I have known of the aforementioned struggle of Henoko, since my last return to Okinawa in 1995; when meeting most all of my relatives (including my half brother. Mr Kinjo words strike my heart, even though I am by blood only partially Okinawan - I, nonetheless consider myself as a part of 'the diasporic uchinanchu', having many relatives in Okinawa. Both of these issues have a profound and deep influence as to why I am so radical in my stand with human rights and peace. My brother in Okinawa was one of the consequences of the terrible way Okinawan women were treated by much of the military there. He is not with me in this country, which he has full rights to be here, but because a US Marine sergeant who lives in San Diego refuses to admit being the father - my brother was not granted the right to live here. So for 50 years we have been separated. We should have been together as a family. Even our mother is gone. She, after seemingly failing to bring her first son to America, committed suicide when I was only 2 years old. No U.S official nor red Cross official notified my family in Okinawa that she was dead. They learned of her death when after my father died, my American grandmother had to tell them some 12 years later. MY Okinawan family thought she was angry with them because her letters stopped and they did not know why for those 12 years. When I returned to Okinawa in 1995, I was shown where my mother grew up and lived, and was shown the letters she had written. Some of these letters were read to me by cousin. I* am 52 years old, and my brother is in his late 50's, I am not sure. But when I met him for the most part, the first time in my life. He told me in Japanese, that he remembered holding me, his little brother who was about to leave to America with mother and father. To this day, it pains me deeply that we are such a wide distance apart, not only by the Pacific Ocean but by language and culture. When we saw each other at the airport in Okinawa, we embraced each other, my Okinawan grandmother spoke, saying the lost son has returned.

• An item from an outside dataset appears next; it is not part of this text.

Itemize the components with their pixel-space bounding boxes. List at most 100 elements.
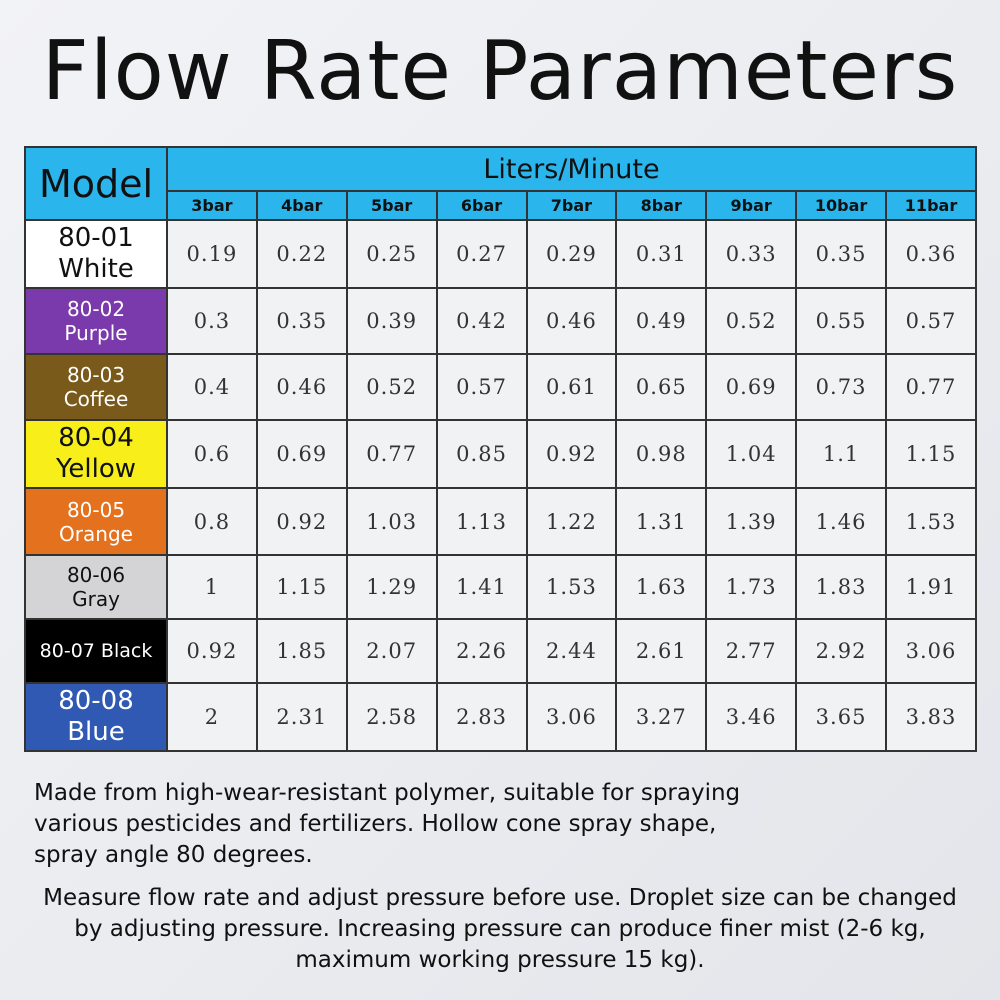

Now that I am 52, completely settled in the language and culture of America, will I ever return to Okinawa? Will I ever be able to get to know more about my brother and the rest of the family? At this point, such seems like such an impossibility. I do not have the money, I still cannot speak the language, neither Japanese nor the Okinawan dialect. I am very ill with diabetes and other complications, and may not survive the coming decade. Much of my family has died, and many still have never met me. For many years I have identified with the fable of the Flying Dutch man who in exile could never really find a country to settle in and be a part of. But I need so much to share this with whomever can listen and become sensitive to us who were as much the victims of war as those who were actually killed in war.
I walked the streets of Naha, where I was born, and the village where my mother was born and raised. I traveled from one end of Okinawa to the other. I so much wanted to stay, but was not able to. The Japanese government was not ready to let me. So now, here I am, a member of the diasporic uchinanchu, dreaming of the impossible.